Contractors will do extensive remodeling, but all of the sprawling three-story brick hotel will be retained, said Jason Schlesinger, a principal in CLP Farmington LLC.
If the town provides a zone change, the company plans to complete construction in six to eight months so it can begin leasing in early 2022.
The plan is for market-rate apartments including studios renting for $1,100 a month, one-bedroom units around $1,400 to $1,500 and two-bedroom apartments at $1,800. There will be a few three-bedroom units as well.
“This building has good bones, and the opportunity is unique with the courtyard and all of the amenities,” Schlesinger said Wednesday. “If developers came along to building from scratch, they couldn’t afford to do this.”
The hotel was unusual when it opened in 1981: Unlike Marriott’s traditional mid- or high-rise concrete and glass towers, the Farmington property was built as four long wings encircling a spacious, tiered courtyard with a pool and deck.

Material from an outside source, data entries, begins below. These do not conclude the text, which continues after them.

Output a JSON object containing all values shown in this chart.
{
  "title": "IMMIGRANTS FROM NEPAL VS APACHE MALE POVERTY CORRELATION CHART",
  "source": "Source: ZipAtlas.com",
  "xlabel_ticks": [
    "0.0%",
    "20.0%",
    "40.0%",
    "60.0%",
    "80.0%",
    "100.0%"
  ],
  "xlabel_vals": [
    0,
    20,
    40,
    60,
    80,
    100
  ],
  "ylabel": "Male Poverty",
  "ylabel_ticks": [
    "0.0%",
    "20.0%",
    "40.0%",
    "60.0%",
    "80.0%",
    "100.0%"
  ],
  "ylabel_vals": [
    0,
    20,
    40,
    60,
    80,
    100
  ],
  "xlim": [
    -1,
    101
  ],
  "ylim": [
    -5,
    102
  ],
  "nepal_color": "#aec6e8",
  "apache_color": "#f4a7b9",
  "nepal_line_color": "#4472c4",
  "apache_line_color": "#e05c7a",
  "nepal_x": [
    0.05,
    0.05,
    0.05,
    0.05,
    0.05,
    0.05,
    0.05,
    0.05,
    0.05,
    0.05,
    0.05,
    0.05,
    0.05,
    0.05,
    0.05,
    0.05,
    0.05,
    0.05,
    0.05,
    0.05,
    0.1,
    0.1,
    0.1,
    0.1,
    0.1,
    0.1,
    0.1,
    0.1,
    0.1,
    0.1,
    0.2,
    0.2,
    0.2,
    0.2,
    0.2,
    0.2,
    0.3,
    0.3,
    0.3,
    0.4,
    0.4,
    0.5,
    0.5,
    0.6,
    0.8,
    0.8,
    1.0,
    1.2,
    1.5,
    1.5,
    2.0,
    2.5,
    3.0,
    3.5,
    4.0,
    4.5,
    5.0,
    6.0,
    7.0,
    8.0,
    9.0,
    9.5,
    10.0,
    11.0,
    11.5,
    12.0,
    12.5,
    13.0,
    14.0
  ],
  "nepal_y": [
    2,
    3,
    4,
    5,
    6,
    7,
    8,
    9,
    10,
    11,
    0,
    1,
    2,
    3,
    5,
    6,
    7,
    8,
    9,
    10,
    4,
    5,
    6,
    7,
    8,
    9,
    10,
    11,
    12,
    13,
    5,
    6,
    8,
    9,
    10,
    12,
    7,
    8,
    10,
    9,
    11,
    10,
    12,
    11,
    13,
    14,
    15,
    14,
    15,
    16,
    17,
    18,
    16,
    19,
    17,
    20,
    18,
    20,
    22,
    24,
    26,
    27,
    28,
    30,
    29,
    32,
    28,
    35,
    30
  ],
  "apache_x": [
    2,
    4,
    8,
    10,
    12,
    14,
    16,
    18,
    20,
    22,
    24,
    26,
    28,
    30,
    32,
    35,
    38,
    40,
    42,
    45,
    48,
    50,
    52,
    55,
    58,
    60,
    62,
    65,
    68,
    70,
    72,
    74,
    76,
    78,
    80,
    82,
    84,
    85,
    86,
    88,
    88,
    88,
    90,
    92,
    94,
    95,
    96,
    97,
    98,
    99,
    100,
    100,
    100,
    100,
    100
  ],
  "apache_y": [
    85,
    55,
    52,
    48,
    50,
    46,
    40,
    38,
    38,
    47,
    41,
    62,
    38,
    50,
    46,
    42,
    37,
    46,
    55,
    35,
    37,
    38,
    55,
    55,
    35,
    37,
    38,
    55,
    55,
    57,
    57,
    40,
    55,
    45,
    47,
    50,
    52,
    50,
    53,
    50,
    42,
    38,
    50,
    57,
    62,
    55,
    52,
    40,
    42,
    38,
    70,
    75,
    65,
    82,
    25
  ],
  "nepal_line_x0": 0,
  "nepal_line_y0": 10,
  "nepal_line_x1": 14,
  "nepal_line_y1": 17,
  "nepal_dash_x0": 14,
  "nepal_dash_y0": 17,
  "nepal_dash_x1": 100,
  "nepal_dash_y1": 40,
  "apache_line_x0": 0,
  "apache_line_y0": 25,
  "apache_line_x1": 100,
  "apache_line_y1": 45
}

CLP Farmington intends to keep that as the social center of its new project; it will upgrade the deck and pool, improve the landscaping, and add a fire pit and barbecue area. The company also plans a pickleball court and dog wash stations for pet owners.
On a tour of the building, Schlesinger said the hotel’s office area will become a two-story fitness center with a glass wall overlooking the courtyard. The indoor pool area also will be refurbished, he said.
A new restaurant and bar will be built along along a what’s currently a corridor wall between the lobby and exhibition space. That wall will be replaced by a massive retractable glass door, providing inside and outside seating.
“We’re going to repurpose this asset and use every inch of it. And the amenities are what will set us apart,” Schlesinger said. “This courtyard is unique. It will be the focal point of our community.”
The E wing, a 1987 stand-alone addition, will mostly be converted to studio apartments.
Chuck Coursey, a West Hartford consultant working with CLP Farmington, predicted the apartments will appeal to a wide range of tenants, but particularly to workers from nearby employers like Raytheon and even ESPN.
The hotel sold for just under $23 million in 2005, but struggled in many of the years since then. It had been one of central Connecticut’s premiere gathering places in the 1980s and ’90s, when its bar and restaurant attracted big crowds even on weeknights.
The hotel continued to host seminars, job fairs, corporate meetings, school reunions, wedding receptions and more up until its closing, but its banquet business and its room occupancy rate both suffered as nearby employers like United Technologies reduced local staffing.
At the same time, new competitors have been appearing in Southington, Plainville, Bristol and West Hartford, and in recent years hotel management had been reducing maintenance.
Most of the hotel still appeared immaculate Wednesday, but outdoor stone stairways leading from the courtyard needed repair. The hotel had long since removed its hot tub, and the indoor pool locker area had been showing wear for years.
“Big properties like this — hotels, malls, apartment projects — are like living, breathing ecosystems,” Schlesinger said. “This property had been deprived of oxygen. Now we have a beautiful opportunity to reuse it.”